ECB Releases Letter at Urging of EU Ombudsman

6 November 2014

The Governing Council of the European Central Bank Nov. 6 decided to publish a letter written four years by former ECB president Jean-Claude Trichet to then Irish Finance minister Brian Lenihan.

The announcement said the release of the document “honoured” a request in March by the European Ombudsman that the ECB reconsider its previous refusal to disclose the letter. (See previous FreedomInfo.org article.)

The Governing Council also decided to disclose three other letters that were part of correspondence between the ECB and the Irish authorities about the crisis in the Irish economy at the time, according to the announcement.

The significance of the letter was addressed in an article  by Arthus Beesley in the Irish Times, who said:

The exchange of letters between the then president of the European Central Bank Jean-Claude Trichet and the late Brian Lenihan reveals the then finance minister came under extraordinary pressure to submit to the will of the European Central Bank (ECB) in the run-up to Ireland’s bailout in the final weeks of 2010.

The European Ombudsman, Emily O’Reilly, welcomed the decision.

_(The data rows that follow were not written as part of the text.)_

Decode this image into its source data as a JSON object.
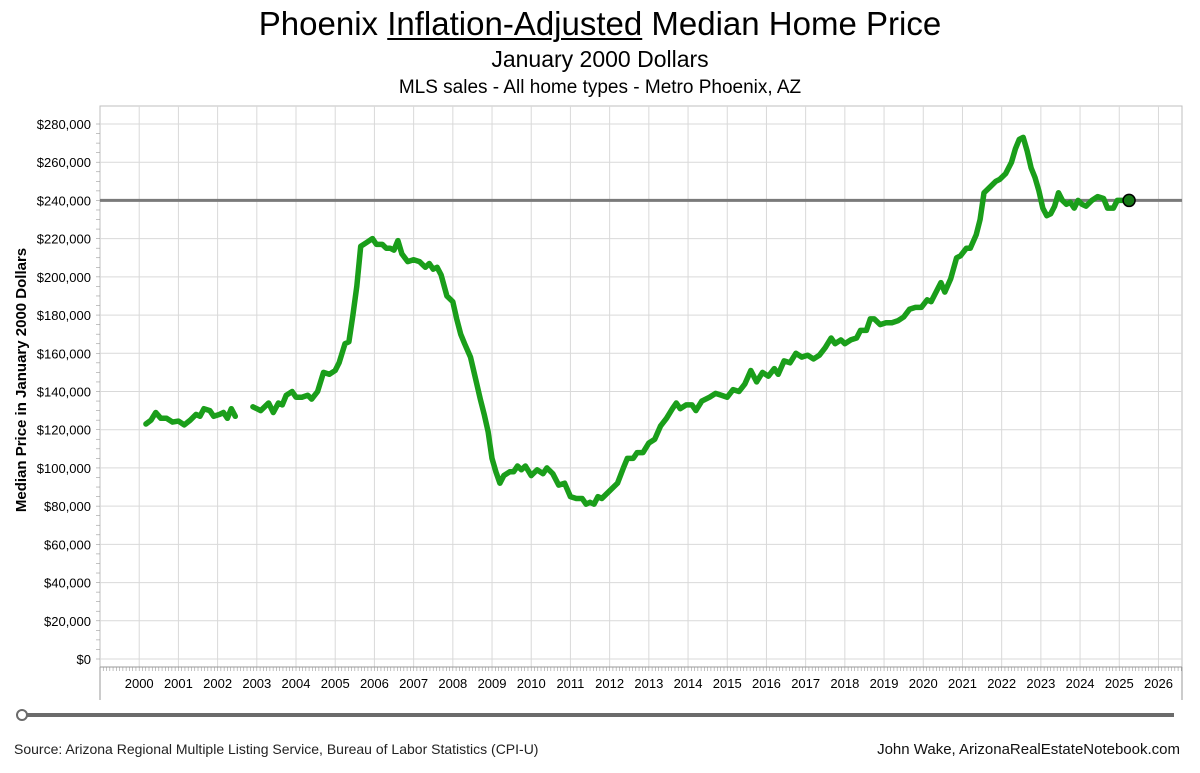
{
  "title_pre": "Phoenix ",
  "title_underlined": "Inflation-Adjusted",
  "title_post": " Median Home Price",
  "subtitle": "January 2000 Dollars",
  "subtitle2": "MLS sales - All home types - Metro Phoenix, AZ",
  "source": "Source: Arizona Regional Multiple Listing Service, Bureau of Labor Statistics (CPI-U)",
  "credit": "John Wake, ArizonaRealEstateNotebook.com",
  "colors": {
    "line": "#1a9e1a",
    "reference": "#7a7a7a",
    "grid": "#d9d9d9",
    "end_marker": "#147814"
  },
  "chart_data": {
    "type": "line",
    "title": "Phoenix Inflation-Adjusted Median Home Price",
    "ylabel": "Median Price in January 2000 Dollars",
    "xlabel": "",
    "xlim": [
      1999.0,
      2026.6
    ],
    "ylim": [
      0,
      280000
    ],
    "x_ticks": [
      "2000",
      "2001",
      "2002",
      "2003",
      "2004",
      "2005",
      "2006",
      "2007",
      "2008",
      "2009",
      "2010",
      "2011",
      "2012",
      "2013",
      "2014",
      "2015",
      "2016",
      "2017",
      "2018",
      "2019",
      "2020",
      "2021",
      "2022",
      "2023",
      "2024",
      "2025",
      "2026"
    ],
    "y_ticks": [
      "$0",
      "$20,000",
      "$40,000",
      "$60,000",
      "$80,000",
      "$100,000",
      "$120,000",
      "$140,000",
      "$160,000",
      "$180,000",
      "$200,000",
      "$220,000",
      "$240,000",
      "$260,000",
      "$280,000"
    ],
    "reference_line": 240000,
    "grid": true,
    "series": [
      {
        "segments": [
          [
            [
              2000.17,
              123000
            ],
            [
              2000.3,
              125000
            ],
            [
              2000.42,
              129000
            ],
            [
              2000.55,
              126000
            ],
            [
              2000.7,
              126000
            ],
            [
              2000.85,
              124000
            ],
            [
              2001.0,
              124500
            ],
            [
              2001.15,
              122500
            ],
            [
              2001.3,
              125000
            ],
            [
              2001.45,
              128000
            ],
            [
              2001.55,
              127000
            ],
            [
              2001.65,
              131000
            ],
            [
              2001.8,
              130000
            ],
            [
              2001.9,
              127000
            ],
            [
              2002.05,
              128000
            ],
            [
              2002.15,
              129000
            ],
            [
              2002.25,
              126000
            ],
            [
              2002.35,
              131000
            ],
            [
              2002.45,
              127000
            ]
          ],
          [
            [
              2002.9,
              132000
            ],
            [
              2003.0,
              131000
            ],
            [
              2003.1,
              130000
            ],
            [
              2003.2,
              132000
            ],
            [
              2003.3,
              134000
            ],
            [
              2003.42,
              129000
            ],
            [
              2003.55,
              134000
            ],
            [
              2003.65,
              133000
            ],
            [
              2003.75,
              138000
            ],
            [
              2003.9,
              140000
            ],
            [
              2004.0,
              137000
            ],
            [
              2004.15,
              137000
            ],
            [
              2004.3,
              138000
            ],
            [
              2004.4,
              136000
            ],
            [
              2004.55,
              140000
            ],
            [
              2004.7,
              150000
            ],
            [
              2004.85,
              149000
            ],
            [
              2005.0,
              151000
            ],
            [
              2005.1,
              155000
            ],
            [
              2005.25,
              165000
            ],
            [
              2005.35,
              166000
            ],
            [
              2005.45,
              180000
            ],
            [
              2005.55,
              195000
            ],
            [
              2005.65,
              216000
            ],
            [
              2005.8,
              218000
            ],
            [
              2005.95,
              220000
            ],
            [
              2006.05,
              217000
            ],
            [
              2006.2,
              217000
            ],
            [
              2006.3,
              215000
            ],
            [
              2006.4,
              215000
            ],
            [
              2006.5,
              214000
            ],
            [
              2006.6,
              219000
            ],
            [
              2006.7,
              212000
            ],
            [
              2006.85,
              208000
            ],
            [
              2007.0,
              209000
            ],
            [
              2007.15,
              208000
            ],
            [
              2007.3,
              205000
            ],
            [
              2007.4,
              207000
            ],
            [
              2007.5,
              204000
            ],
            [
              2007.6,
              205000
            ],
            [
              2007.7,
              201000
            ],
            [
              2007.85,
              190000
            ],
            [
              2008.0,
              187000
            ],
            [
              2008.1,
              178000
            ],
            [
              2008.2,
              170000
            ],
            [
              2008.3,
              165000
            ],
            [
              2008.45,
              158000
            ],
            [
              2008.6,
              145000
            ],
            [
              2008.7,
              136000
            ],
            [
              2008.8,
              128000
            ],
            [
              2008.9,
              119000
            ],
            [
              2009.0,
              105000
            ],
            [
              2009.1,
              98000
            ],
            [
              2009.2,
              92000
            ],
            [
              2009.3,
              96000
            ],
            [
              2009.45,
              98000
            ],
            [
              2009.55,
              98000
            ],
            [
              2009.65,
              101000
            ],
            [
              2009.75,
              99000
            ],
            [
              2009.85,
              101000
            ],
            [
              2010.0,
              96000
            ],
            [
              2010.15,
              99000
            ],
            [
              2010.3,
              97000
            ],
            [
              2010.4,
              100000
            ],
            [
              2010.55,
              97000
            ],
            [
              2010.7,
              91000
            ],
            [
              2010.85,
              92000
            ],
            [
              2011.0,
              85000
            ],
            [
              2011.15,
              84000
            ],
            [
              2011.3,
              84000
            ],
            [
              2011.4,
              81000
            ],
            [
              2011.5,
              82000
            ],
            [
              2011.6,
              81000
            ],
            [
              2011.7,
              85000
            ],
            [
              2011.8,
              84000
            ],
            [
              2012.0,
              88000
            ],
            [
              2012.2,
              92000
            ],
            [
              2012.35,
              100000
            ],
            [
              2012.45,
              105000
            ],
            [
              2012.6,
              105000
            ],
            [
              2012.7,
              108000
            ],
            [
              2012.85,
              108000
            ],
            [
              2013.0,
              113000
            ],
            [
              2013.15,
              115000
            ],
            [
              2013.3,
              122000
            ],
            [
              2013.45,
              126000
            ],
            [
              2013.6,
              131000
            ],
            [
              2013.7,
              134000
            ],
            [
              2013.8,
              131000
            ],
            [
              2013.95,
              133000
            ],
            [
              2014.1,
              133000
            ],
            [
              2014.2,
              130000
            ],
            [
              2014.35,
              135000
            ],
            [
              2014.55,
              137000
            ],
            [
              2014.7,
              139000
            ],
            [
              2014.85,
              138000
            ],
            [
              2015.0,
              137000
            ],
            [
              2015.15,
              141000
            ],
            [
              2015.3,
              140000
            ],
            [
              2015.45,
              144000
            ],
            [
              2015.6,
              151000
            ],
            [
              2015.75,
              145000
            ],
            [
              2015.9,
              150000
            ],
            [
              2016.05,
              148000
            ],
            [
              2016.2,
              152000
            ],
            [
              2016.3,
              149000
            ],
            [
              2016.45,
              156000
            ],
            [
              2016.6,
              155000
            ],
            [
              2016.75,
              160000
            ],
            [
              2016.9,
              158000
            ],
            [
              2017.05,
              159000
            ],
            [
              2017.2,
              157000
            ],
            [
              2017.35,
              159000
            ],
            [
              2017.5,
              163000
            ],
            [
              2017.65,
              168000
            ],
            [
              2017.75,
              165000
            ],
            [
              2017.9,
              167000
            ],
            [
              2018.0,
              165000
            ],
            [
              2018.15,
              167000
            ],
            [
              2018.3,
              168000
            ],
            [
              2018.4,
              172000
            ],
            [
              2018.55,
              172000
            ],
            [
              2018.65,
              178000
            ],
            [
              2018.75,
              178000
            ],
            [
              2018.9,
              175000
            ],
            [
              2019.05,
              176000
            ],
            [
              2019.2,
              176000
            ],
            [
              2019.35,
              177000
            ],
            [
              2019.5,
              179000
            ],
            [
              2019.65,
              183000
            ],
            [
              2019.8,
              184000
            ],
            [
              2019.95,
              184000
            ],
            [
              2020.1,
              188000
            ],
            [
              2020.2,
              187000
            ],
            [
              2020.3,
              191000
            ],
            [
              2020.45,
              197000
            ],
            [
              2020.55,
              192000
            ],
            [
              2020.7,
              199000
            ],
            [
              2020.85,
              210000
            ],
            [
              2020.95,
              211000
            ],
            [
              2021.1,
              215000
            ],
            [
              2021.2,
              215000
            ],
            [
              2021.35,
              222000
            ],
            [
              2021.45,
              230000
            ],
            [
              2021.55,
              244000
            ],
            [
              2021.7,
              247000
            ],
            [
              2021.85,
              250000
            ],
            [
              2021.95,
              251000
            ],
            [
              2022.1,
              254000
            ],
            [
              2022.25,
              260000
            ],
            [
              2022.35,
              267000
            ],
            [
              2022.45,
              272000
            ],
            [
              2022.55,
              273000
            ],
            [
              2022.65,
              266000
            ],
            [
              2022.75,
              257000
            ],
            [
              2022.85,
              252000
            ],
            [
              2022.95,
              245000
            ],
            [
              2023.05,
              236000
            ],
            [
              2023.15,
              232000
            ],
            [
              2023.25,
              233000
            ],
            [
              2023.35,
              237000
            ],
            [
              2023.45,
              244000
            ],
            [
              2023.55,
              240000
            ],
            [
              2023.65,
              238000
            ],
            [
              2023.75,
              239000
            ],
            [
              2023.85,
              236000
            ],
            [
              2023.95,
              240000
            ],
            [
              2024.05,
              238000
            ],
            [
              2024.15,
              237000
            ],
            [
              2024.3,
              240000
            ],
            [
              2024.45,
              242000
            ],
            [
              2024.6,
              241000
            ],
            [
              2024.7,
              236000
            ],
            [
              2024.85,
              236000
            ],
            [
              2024.95,
              240000
            ],
            [
              2025.1,
              240000
            ],
            [
              2025.25,
              240000
            ]
          ]
        ]
      }
    ]
  }
}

The ombudsman had argued that the ECB’s reasons for refusing access were no longer valid, more than three years after Gavin Sheridan, an Irish journalist, filed the initial request. He wrote about the release on his blog and in the Irish Examiner.

O’Reilly said:

The letter should clearly have been released much earlier. The economic crisis caused great hardship for the Irish people. The least decision-makers can do in such difficult times is to provide for maximum possible transparency when it comes to explaining actions that directly affect people’s lives. The failure to release also provoked intense speculation about its contents which in turn impacted on the public and political debate not just about the financial crisis but also about the role of the ECB and other EU institutions in the determination of Ireland’s economic welfare. It is hardly desirable that such an important debate should be shaped around the imagined contents of a letter.

After inspecting the letter in 2014, O’Reilly concluded that the ECB had been right to refuse access to the document at the time of the request for access. However, as more than three years had passed since the letter was sent, she proposed that the ECB disclose the letter in order to underline its commitment to transparency.